Home » Php » php – Always got "message": "Unauthenticated." – Laravel Passport

php – Always got "message": "Unauthenticated." – Laravel Passport

Posted by: admin July 12, 2020 Leave a comment


I had find many tutorial this whole day. And my setup is exactly the same as all the basic tutorial out there.

Currently, i’m able to access http://localhost/oauth/token with successfully return token to me.

After that, i’m using ARC (Advanced Rest Client) to do the testing of calling my own api.

I had passed header such as

Authorization: Bearer the_token_here
accept: application/json

From that header, I just wanted to access the default API provided by laravel /user.

But, I always got response of { "message": "Unauthenticated." }

Refer this tutorial https://itsolutionstuff.com/post/laravel-5-how-to-create-api-authentication-using-passport-example.html

I’m able to do login as per tutorial, but i’m unable to get data by endpoint details. It returning response of { "message": "Unauthenticated." }

My route of api.php

Route::group(['prefix' => 'v1', 'middleware' => 'auth:api'], function(){
    Route::get('/user', function( Request $request ){
        return $request->user();

By the way, there are no error message in laravel.log and i had set to Debug mode

UPDATE Thanks to Comment point out by Mayank

League\OAuth2\Server\Exception\OAuthServerException: The resource owner or authorization server denied the request. in /.../vendor/league/oauth2-server/src/Exception/OAuthServerException.php:173
Stack trace:
#0 /.../vendor/league/oauth2-server/src/AuthorizationValidators/BearerTokenValidator.php(59): League\OAuth2\Server\Exception\OAuthServerException::accessDenied('Missing "Author...')
#1 /.../vendor/league/oauth2-server/src/ResourceServer.php(82): League\OAuth2\Server\AuthorizationValidators\BearerTokenValidator->validateAuthorization(Object(Zend\Diactoros\ServerRequest))
#2 /.../vendor/laravel/passport/src/Http/Middleware/CheckClientCredentials.php(46): League\OAuth2\Server\ResourceServer->validateAuthenticatedRequest(Object(Zend\Diactoros\ServerRequest))
How to&Answers:

In order to get detail error message of the causes, you need to go to CheckClientCredentials class detail as below

public function handle($request, Closure $next, ...$scopes)
    $psr = (new DiactorosFactory)->createRequest($request);

    try {
        $psr = $this->server->validateAuthenticatedRequest($psr);
    } catch (OAuthServerException $e) {
        error_log($e->getHint()); // add this line to know the actual error
        throw new AuthenticationException;

    $this->validateScopes($psr, $scopes);

    return $next($request);

Based on the error message. in my question.

The solution is adding this to .htaccess of root folder (not only inside the public folder)

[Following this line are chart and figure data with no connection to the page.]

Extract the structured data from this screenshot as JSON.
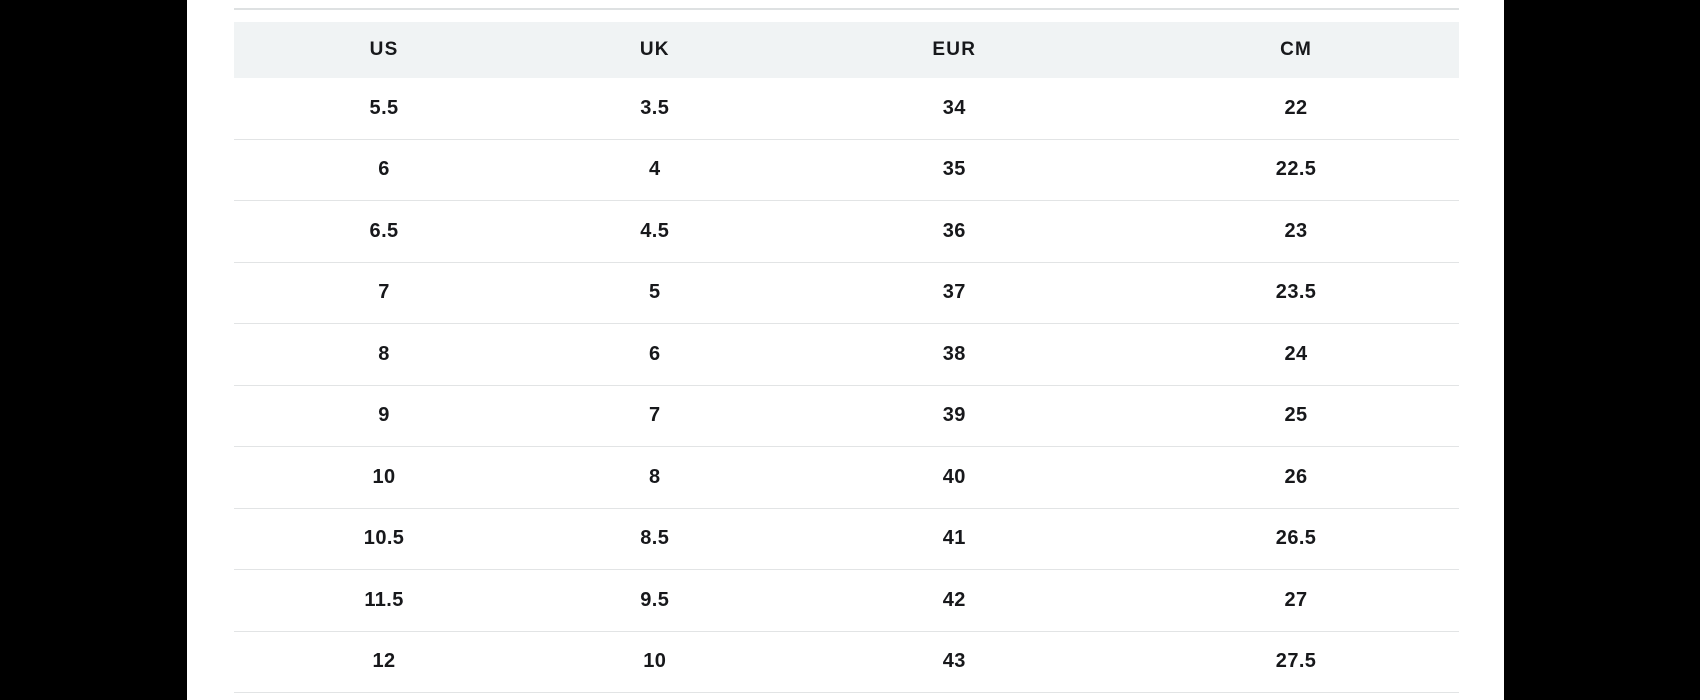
{
  "layout_colors": {
    "side_panel": "#000000",
    "header_bg": "#f0f3f4",
    "row_border": "#e2e4e5",
    "top_divider": "#dee1e2",
    "text": "#17181b",
    "page_bg": "#ffffff"
  },
  "size_chart": {
    "columns": [
      "US",
      "UK",
      "EUR",
      "CM"
    ],
    "rows": [
      [
        "5.5",
        "3.5",
        "34",
        "22"
      ],
      [
        "6",
        "4",
        "35",
        "22.5"
      ],
      [
        "6.5",
        "4.5",
        "36",
        "23"
      ],
      [
        "7",
        "5",
        "37",
        "23.5"
      ],
      [
        "8",
        "6",
        "38",
        "24"
      ],
      [
        "9",
        "7",
        "39",
        "25"
      ],
      [
        "10",
        "8",
        "40",
        "26"
      ],
      [
        "10.5",
        "8.5",
        "41",
        "26.5"
      ],
      [
        "11.5",
        "9.5",
        "42",
        "27"
      ],
      [
        "12",
        "10",
        "43",
        "27.5"
      ]
    ]
  }
}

# Handle Authorization Header
RewriteCond %{HTTP:Authorization} .
RewriteRule .* - [E=HTTP_AUTHORIZATION:%{HTTP:Authorization}]

There’s also a note in the official documents refer here

Without above configuration, the Authorization header will be ignored during call from anywhere to app. Once ignored, inside class will unable to retrieve this header data


In the event you’ve tried everything and nothing seems to work, try clearing your configuration cache. I spent two days reinstalling passport, following a billion tutorials, creating test projects etc. all to eventually realise I needed to clear my cache

php artisan config:cache


In case anyone has the same problem, and the selected solution do not solve it. Check the following:

1) Check you are sending the X-CSRF-TOKEN in the header of the request. In my case iḿ using vue with axios:

let token = window.$('meta[name="csrf-token"]').attr('content');
window.axios.defaults.headers.common['X-CSRF-TOKEN'] = token;

If you are sending it, try changing the following value in vendor/laravel/passport/src/Passport.php line 125 (may change)

From True to False

public static $unserializesCookies = false;

The issue may be similar to the one in https://github.com/laravel/passport/issues/452

An explanation about serialization is in the issue

UPDATE 01/02/2020

As Zac Grierson commented, vendors files should not be modified as they will change in the following

composer update

micksp found a better solution: “add protected static $serialize = false; to your app/Http/Middleware/EncryptCookies.php. Then remove your browser cookies.